(January 21, 1821 - October 4, 1894)
Born in Lebanon, Ohio and initially a Methodist preacher, John Chivington gained renown during the Civil War showing courage and skill during the battles in New Mexico at Apache Pass, Glorieta Pass and Pigeon's Ranch.
His skill during those engagements resulted in his being breveted as Colonel of the 1st Colorado Volunteers. It is believed he had political ambitions and wanted to run for Congress.
Possibly because of those political ambitions, John Chivington led a group of militia into a peaceful indian village (designated by a white and American Flag over the main lodge), slaughtered and mutilated hundreds of Cheyenne and Arapaho Indians. Most of the dead were women and children. This event became known as the Sand Creek Massacre.
There are two sides to the Sand Creek Massacre, one side believes that the village was peaceful with mostly women and children and the other side believes the village was a recluse for hostile indian Dog Soldiers.
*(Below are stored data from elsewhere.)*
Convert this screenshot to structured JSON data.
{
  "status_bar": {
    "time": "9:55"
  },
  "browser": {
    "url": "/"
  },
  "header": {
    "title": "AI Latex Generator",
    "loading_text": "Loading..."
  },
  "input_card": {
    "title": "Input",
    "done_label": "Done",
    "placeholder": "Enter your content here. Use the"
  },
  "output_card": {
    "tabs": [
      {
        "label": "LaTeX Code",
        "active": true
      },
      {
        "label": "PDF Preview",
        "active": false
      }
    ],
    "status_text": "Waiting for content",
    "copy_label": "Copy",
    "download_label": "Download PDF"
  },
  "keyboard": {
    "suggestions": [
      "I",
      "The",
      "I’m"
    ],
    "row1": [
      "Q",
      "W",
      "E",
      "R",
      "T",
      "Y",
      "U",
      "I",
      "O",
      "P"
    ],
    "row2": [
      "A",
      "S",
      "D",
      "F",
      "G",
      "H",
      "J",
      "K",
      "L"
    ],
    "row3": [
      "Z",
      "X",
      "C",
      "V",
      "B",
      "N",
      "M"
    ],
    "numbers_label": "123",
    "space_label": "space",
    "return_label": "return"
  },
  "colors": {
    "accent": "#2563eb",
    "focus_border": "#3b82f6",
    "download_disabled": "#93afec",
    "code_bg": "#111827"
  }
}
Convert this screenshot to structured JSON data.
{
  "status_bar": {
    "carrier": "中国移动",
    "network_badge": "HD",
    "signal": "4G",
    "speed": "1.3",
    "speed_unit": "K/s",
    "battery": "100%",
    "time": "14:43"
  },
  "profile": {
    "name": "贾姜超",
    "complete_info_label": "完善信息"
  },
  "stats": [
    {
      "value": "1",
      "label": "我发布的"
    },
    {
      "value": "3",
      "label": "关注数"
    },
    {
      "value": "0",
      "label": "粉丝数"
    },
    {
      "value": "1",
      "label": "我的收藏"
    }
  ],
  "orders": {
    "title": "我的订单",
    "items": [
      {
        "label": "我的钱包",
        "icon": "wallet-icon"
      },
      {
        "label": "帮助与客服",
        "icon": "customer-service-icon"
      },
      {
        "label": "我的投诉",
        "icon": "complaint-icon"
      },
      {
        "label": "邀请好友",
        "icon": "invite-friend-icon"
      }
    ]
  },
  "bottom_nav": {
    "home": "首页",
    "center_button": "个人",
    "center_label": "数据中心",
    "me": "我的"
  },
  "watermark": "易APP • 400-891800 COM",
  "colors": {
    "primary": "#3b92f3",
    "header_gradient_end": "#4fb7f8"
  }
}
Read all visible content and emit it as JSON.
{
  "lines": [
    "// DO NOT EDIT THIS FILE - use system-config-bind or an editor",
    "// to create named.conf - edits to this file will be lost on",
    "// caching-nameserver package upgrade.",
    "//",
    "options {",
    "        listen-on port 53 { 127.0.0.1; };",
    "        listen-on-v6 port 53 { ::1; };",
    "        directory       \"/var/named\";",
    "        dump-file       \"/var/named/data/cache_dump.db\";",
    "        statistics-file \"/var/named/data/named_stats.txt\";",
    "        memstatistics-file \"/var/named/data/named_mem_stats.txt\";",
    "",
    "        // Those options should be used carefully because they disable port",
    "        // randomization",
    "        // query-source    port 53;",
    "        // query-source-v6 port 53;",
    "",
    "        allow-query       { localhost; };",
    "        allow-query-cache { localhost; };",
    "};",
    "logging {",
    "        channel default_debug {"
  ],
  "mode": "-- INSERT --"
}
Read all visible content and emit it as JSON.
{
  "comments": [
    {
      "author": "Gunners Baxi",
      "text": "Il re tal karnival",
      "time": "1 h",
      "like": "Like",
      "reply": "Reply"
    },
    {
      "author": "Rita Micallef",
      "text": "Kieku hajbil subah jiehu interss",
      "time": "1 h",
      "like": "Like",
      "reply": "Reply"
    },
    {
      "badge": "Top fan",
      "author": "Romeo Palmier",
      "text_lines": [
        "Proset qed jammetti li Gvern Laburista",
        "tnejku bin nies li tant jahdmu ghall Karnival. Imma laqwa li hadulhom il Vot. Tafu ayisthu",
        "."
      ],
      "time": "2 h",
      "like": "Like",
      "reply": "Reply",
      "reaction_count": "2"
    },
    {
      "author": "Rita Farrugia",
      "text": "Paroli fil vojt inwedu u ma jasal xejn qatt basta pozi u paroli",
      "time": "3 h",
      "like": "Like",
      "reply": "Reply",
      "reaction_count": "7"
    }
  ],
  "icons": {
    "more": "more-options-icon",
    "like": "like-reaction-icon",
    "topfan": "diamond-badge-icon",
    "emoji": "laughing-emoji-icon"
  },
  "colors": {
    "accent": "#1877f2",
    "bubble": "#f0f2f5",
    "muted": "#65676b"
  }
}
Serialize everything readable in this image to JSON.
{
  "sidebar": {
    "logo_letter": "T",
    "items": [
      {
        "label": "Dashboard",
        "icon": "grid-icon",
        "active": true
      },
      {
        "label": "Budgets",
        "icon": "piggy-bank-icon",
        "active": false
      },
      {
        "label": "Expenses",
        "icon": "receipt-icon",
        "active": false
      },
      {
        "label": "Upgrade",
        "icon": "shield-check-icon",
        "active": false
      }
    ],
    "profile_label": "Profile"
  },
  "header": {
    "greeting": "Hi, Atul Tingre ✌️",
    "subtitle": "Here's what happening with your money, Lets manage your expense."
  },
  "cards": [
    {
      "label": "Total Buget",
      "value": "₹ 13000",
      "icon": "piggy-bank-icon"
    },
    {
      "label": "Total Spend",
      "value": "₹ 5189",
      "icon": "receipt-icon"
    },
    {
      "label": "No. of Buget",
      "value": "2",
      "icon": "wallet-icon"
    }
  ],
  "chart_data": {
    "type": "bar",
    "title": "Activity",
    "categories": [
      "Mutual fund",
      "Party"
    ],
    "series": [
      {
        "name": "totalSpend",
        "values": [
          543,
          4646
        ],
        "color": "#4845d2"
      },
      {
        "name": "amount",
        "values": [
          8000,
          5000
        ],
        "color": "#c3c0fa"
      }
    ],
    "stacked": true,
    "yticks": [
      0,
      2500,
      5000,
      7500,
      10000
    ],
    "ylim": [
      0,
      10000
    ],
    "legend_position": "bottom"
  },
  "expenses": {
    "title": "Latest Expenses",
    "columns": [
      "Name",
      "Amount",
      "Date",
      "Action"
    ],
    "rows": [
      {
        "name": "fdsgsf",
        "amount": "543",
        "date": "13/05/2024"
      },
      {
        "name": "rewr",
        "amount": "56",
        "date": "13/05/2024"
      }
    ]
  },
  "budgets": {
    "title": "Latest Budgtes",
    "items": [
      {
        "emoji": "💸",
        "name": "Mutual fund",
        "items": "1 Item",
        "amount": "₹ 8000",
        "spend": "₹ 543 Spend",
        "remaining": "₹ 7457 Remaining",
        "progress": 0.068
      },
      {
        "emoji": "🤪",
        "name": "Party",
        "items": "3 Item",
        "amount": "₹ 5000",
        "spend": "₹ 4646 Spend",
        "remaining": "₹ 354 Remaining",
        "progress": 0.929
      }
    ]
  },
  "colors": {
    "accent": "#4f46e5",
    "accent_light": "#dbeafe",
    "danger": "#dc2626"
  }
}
John Chivington is buried in the Fairmont Cemetery in Denver, Colorado.
Information compiled by Steve Grimm
Books About the Sand Creek Massacre
Month of the Freezing Moon by Duane Schultz
This book projects my view that the village was peaceful and Chivington was just trying to make a name for himself.
The Battle of Sand Creek by Morse H. Coffin
This book reprints the scrapbook of a Militia person who was at the battle. Gives a different perspective about the fear of indian attack on the eastern Colorado plains. This book was privately published and limited to 300 copies, thus it may be hard to find.